Rüzgarda erik çiçeklerinin yaprakları avluya süzülüyordu. Avluya Çiçek kokuları sarıyordu. Lan Wangji bahçede Jiang Cheng tarafından koşturulan Wei Wuxian'ın çığlıklarını duydu. Hafif bir tebessüm ile gözlerini kapatı. Wei Wuxian'ın sesi ve çiçek kokuları arasında huzurlu hisseti.. kalbinde huzur vardı.
Büyük avlunun gerisinden gür bir ses duyuldu.
- WEİ WUXİAN BULUT KOVUĞUNDA BAĞIRMAK VE KOŞMAK YASAKTIR!
Lan Wangji altın sarısı gözlerini açtı ve amcasının sesinin olduğu yere doğru döndü. Cübbesini düzeltip yorgun bir iç çekiş bıraktı. Adımlarını amcasına doğru yönelti ve eğilerek selam verdi.
Wei Wuxian, Lan Wangji'yi kısa bir bakış attı ve uzun kol yenlerinin arasından el salladı.
- Lan Zhan!
Lan Wangji ne yapması gerektiğini ilk önce bilmemedi ama daha sonrasında ona hafif bir baş selamı verdi. Az önce yüzünde olan hafif tebessüm şuan yoktu. Yüzü ciddi ve boştu, kasvetli ve katı bakışlar vardı.
Wei Wuxian onun dağ gibi dimdik görüntüsünü içinden takdir etti ve adımlarını onda yaklaştırdı.

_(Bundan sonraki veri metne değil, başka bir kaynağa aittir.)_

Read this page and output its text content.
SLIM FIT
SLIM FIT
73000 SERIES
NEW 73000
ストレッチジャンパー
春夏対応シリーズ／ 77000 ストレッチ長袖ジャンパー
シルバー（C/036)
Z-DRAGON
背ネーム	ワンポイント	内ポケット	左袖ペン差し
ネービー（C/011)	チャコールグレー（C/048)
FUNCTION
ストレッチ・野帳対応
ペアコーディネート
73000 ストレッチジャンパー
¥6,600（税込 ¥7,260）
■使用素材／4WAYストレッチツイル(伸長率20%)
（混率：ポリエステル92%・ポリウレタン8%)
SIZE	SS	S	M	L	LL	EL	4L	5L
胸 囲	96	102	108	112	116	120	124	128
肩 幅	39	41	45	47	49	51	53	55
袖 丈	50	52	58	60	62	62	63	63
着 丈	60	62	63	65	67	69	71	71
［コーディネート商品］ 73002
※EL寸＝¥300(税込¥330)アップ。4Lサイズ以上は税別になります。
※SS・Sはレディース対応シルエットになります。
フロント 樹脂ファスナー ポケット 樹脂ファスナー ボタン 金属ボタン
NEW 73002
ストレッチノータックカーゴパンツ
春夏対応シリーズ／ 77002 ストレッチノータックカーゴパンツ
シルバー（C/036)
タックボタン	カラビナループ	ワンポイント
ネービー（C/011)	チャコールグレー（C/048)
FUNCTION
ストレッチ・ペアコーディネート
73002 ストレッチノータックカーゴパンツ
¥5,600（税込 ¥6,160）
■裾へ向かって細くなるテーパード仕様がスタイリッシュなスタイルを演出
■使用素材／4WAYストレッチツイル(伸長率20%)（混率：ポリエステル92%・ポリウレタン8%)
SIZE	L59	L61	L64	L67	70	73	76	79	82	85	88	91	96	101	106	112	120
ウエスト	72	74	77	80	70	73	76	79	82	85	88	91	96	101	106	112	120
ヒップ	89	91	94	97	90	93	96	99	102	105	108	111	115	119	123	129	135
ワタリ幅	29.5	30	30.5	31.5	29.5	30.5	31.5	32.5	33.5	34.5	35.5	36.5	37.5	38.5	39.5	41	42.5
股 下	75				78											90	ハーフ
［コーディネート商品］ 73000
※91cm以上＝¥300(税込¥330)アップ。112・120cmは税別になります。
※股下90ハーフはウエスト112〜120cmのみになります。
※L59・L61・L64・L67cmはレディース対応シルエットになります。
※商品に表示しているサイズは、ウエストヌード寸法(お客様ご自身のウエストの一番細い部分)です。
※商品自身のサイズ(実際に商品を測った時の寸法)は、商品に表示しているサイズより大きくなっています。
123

Lan Qiren keskin bakışlarını Wei Wuxian'ın üzerinden ayırmadı Lan Wangji'yi bakmadan sordu.
- Wangji.. nasılsın?
- Teşekkürler amca. İyiyim.
- Hm. Wangji abin ile bir mesle için gitmemiz gerekiyor. Bulut kovuğu sana emanet. Özellikle de gözün onun üzerinde olsun.

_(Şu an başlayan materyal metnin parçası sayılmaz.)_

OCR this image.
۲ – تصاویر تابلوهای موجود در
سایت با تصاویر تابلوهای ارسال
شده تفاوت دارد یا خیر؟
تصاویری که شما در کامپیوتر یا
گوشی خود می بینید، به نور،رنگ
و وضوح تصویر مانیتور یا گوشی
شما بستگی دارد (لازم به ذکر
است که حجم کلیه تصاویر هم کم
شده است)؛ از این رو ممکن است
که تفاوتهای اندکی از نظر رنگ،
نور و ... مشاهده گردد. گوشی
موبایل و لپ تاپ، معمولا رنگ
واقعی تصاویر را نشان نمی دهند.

Çenesi ile Wei Wuxian'ı işaret etmişti.
Wei Wuxian cübbesinin kollarını salladı ve onu duymazdan geldi.
........................................
Lan Wangji kütüphane de düzenlemesi gereken belgeler ile uğraşıyordu.
Bulut kovuğu bu gece çok sessizdi.. fazlasıyla sessizdi ve bu ona garip gelmişti. Uğraştığı kağıtları bir kenara bıraktı. Amcası ve Abisi şuan burada değildi ve bu Wei Wuxian için bir fırsat olmalıydı. Geçmişi anımsama ya çalıştı ve aklına gelenler ile hemen kılıcı bicheni alp kütüphaneden çıktı.
...........................................
Lan Wangji sessizce kapı çerçevesine yaşlanmış Wei Wuxian ve sarhoş arkadaşlarını izliyordu.
Cheng hızlıca elini masa'ya vurdu ve ayağa kalktı.
- NEDEN BU KADAR KİBAR OLMAK ZORUNDA!! İNSANLAR YANLIŞ ANLAYABİLİR.. O GÜLEN SURATINA YUMRUK ATMAK İSTİYORUM.
Wuxian hafif sarhoş olmuştu şaşkın bakışlarını kardeşine çıkardı.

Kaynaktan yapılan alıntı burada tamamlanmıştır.